Take a look at 7 animals that are threatened with extinction if humans don't stop eating them--you might be surprised at what you find!
The pangolin is a family of 8 species, also known as the scaly anteater, native to tropical regions of Asia and Africa. Large keratin scales cover its skin—a mammal adaptation unique to the pangolin. Unfortunately, the pangolin's existence is threatened due to heavy consumption primarily in Africa, China, and Indonesia, where not only is the meat considered a delicacy but the pangolin serves as a source for many herbal medicines. The IUCN Red List has classified two species of Pangolin as endangered, with four more listed as near threatened.
The entire frog population is being threatened from global trade in frog legs. While definite numbers are hard to track, at least 200 million frogs are consumed every year, though it's possible that the actual number exceeds over a billion. The Giant Ditch Frog, also known as "Mountain Chicken" for its meat, is an example of a specific species that has been eaten to the point of now being critically endangered.
Monkeys and Apes
"Bush meat", or meat from wild animals, is a primary source of protein for many people around the world, especially in Africa. Many international markets also consider the wild meat a delicacy. Hunting of various primates, chimpanzees and gorillas among them, has risen considerably due to increased malnutrition in local human populations and the global demand. More than 3.4 million metric tons of this meat is removed yearly from the Congo Basin alone—a 500 million acre region. One known species of monkey has already gone extinct from consumption, and over 300 of the 634 primate species currently face the same fate.

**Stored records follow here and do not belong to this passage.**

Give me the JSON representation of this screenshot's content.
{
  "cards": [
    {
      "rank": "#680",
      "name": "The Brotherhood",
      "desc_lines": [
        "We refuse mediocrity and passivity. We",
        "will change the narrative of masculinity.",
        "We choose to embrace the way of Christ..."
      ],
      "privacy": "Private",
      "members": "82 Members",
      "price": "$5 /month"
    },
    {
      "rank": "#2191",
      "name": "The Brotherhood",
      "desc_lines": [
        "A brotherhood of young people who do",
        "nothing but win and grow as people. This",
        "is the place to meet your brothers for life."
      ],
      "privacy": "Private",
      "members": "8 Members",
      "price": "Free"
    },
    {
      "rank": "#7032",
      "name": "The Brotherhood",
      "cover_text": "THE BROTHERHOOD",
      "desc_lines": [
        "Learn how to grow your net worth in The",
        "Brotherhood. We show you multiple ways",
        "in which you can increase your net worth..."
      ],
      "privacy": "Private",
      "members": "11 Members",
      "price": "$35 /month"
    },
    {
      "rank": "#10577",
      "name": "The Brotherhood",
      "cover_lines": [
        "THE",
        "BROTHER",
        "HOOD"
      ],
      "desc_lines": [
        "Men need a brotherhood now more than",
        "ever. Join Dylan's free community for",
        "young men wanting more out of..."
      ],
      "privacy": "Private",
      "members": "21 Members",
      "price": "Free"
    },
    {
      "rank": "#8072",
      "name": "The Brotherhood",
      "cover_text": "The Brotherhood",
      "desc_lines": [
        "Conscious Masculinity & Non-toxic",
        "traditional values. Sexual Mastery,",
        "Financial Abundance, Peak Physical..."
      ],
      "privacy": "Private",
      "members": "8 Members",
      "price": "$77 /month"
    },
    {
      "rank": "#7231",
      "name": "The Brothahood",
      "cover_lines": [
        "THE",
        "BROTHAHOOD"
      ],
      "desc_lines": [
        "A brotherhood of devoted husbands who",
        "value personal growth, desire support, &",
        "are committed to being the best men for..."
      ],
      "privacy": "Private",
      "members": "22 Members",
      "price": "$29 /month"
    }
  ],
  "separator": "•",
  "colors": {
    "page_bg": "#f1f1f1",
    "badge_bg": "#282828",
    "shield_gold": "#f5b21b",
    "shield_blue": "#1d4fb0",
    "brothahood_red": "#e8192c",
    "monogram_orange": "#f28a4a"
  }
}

Both freshwater and sea turtles have long been hunted for food and use in traditional medicines. As many as 10,000 tons of freshwater turtles are traded for consumption each year in Southeast Asia—a region where more than half the species are endangered. Turtle eggs, obviously essential to the survival of the animal, are consumed regularly. Around 422,000 turtle eggs were traded in Terengganu, Malaysia in 2007, a trade volume that more than twice exceeds the number of green turtle nestings in the area.
Though elephants are traditionally known as being hunted for their ivory, many more are now being hunted for their meat. With drastic increases in human population, Africans are finding elephants much more valuable as food, especially with some in the cities considering the meat a delicacy. A single forest elephant in the Congo Basin may earn the seller only $180 for its tusks, but can net around $6,000 for its meat.
Bluefin tuna is one of the most over fished species in the ocean, and its population has decreased by 80% in the last 40 years as a result. Recent efforts to ban the international trade of the critically endangered species failed. One analysis predicts that at the current rate of consumption, Mediterranean bluefin tuna will be extinct by 2012.
Chinese Giant Salamander
The Chinese Giant Salamander is the largest living amphibian, able to reach up to 6 feet in length. The species is considered critically endangered, as hunting for their meat (considered a delicacy) combined with habitat destruction has led to an 80% decrease in their population since the 1960s.